In the spring of 1958, she was taken out of service for repairs. She never returned to service, as Southern Pacific decided to end all ferry service on July 29, 1958. Berkeley was put up for sale, and was purchased by the Golden Gate Fishing Company to be used as a whaling processing facility. Before she was put to this use, however, she was sold to ferryboat enthusiast and businessman Bill Conover. Conover had Berkeley docked in Sausalito, a small town on the Bay in Marin County, and converted her into a gift shop called "Trade Fair". However, Berkeley was not well-maintained in her gift shop incarnation and 12 years of serious deterioration took a toll. In 1973, she was sold to the Maritime Museum of San Diego. She was towed out of San Francisco Bay by tug on May 31, 1973, arriving 3 days later in San Diego where she was subsequently restored. She currently serves as the main "building" of the Maritime Museum of San Diego.

Berkeley was notable for having been the first propeller-driven ferry on the west coast. At the time of her launching on October 18, 1898, she became the largest commuter ferryboat in the United States with a 1700-passenger capacity. She was also remarkable for being one of the earliest ferries to be powered by a triple-expansion steam engine.

Berkeley was declared a National Historic Landmark in 1990 and California State Historical Landmark No. 1031 in 2000.

During the time she was docked in Sausalito, actor Sterling Hayden rented one of Berkeleys pilot houses as an office while he wrote his autobiography Wanderer (published in 1963).

While Berkeley was under construction in 1898, the battleship was being constructed adjacent to her.

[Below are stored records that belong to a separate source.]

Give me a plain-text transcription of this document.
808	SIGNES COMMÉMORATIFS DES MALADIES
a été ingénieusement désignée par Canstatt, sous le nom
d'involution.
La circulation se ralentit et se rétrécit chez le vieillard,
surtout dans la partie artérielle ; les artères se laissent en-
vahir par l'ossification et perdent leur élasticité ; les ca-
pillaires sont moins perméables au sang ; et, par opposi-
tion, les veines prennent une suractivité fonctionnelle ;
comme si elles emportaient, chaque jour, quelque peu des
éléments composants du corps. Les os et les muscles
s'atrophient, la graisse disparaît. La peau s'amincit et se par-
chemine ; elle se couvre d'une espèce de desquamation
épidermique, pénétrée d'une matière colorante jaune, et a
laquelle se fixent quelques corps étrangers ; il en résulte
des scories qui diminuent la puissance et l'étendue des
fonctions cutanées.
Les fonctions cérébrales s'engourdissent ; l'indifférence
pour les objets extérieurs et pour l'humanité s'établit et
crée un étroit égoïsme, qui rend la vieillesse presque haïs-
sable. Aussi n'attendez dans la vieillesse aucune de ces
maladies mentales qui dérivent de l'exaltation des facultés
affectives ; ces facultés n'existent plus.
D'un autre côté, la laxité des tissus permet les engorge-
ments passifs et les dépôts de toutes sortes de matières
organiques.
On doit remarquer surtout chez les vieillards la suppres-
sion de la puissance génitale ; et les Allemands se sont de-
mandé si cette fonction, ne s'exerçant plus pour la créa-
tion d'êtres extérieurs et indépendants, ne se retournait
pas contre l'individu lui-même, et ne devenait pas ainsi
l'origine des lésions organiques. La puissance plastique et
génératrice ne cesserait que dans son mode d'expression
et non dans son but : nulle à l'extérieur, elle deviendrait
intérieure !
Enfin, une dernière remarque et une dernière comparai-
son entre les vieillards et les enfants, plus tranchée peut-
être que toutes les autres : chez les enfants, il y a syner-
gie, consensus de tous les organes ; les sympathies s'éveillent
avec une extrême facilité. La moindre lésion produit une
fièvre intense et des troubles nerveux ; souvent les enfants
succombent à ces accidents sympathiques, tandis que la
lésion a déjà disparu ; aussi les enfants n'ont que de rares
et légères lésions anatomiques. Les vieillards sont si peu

On the evening of April 15, 1899, Berkeley may have carried the Stanford Axe from the San Francisco Ferry Building to Oakland after it was stolen by a group of University of California students following a baseball game against Stanford.

== Current Condition ==

The boilers for the steam engine are no longer operable. One is cutaway so that visitors can see inside it.

Below deck, much of the original machinery is still semi-operational. Compressed air, rather than steam, is used to power the machinery so that visitors may see them in operation.

The aft of the Berkeley contains two workshops: woodworking is done on the main deck and a room for mixing and storing paint is below it.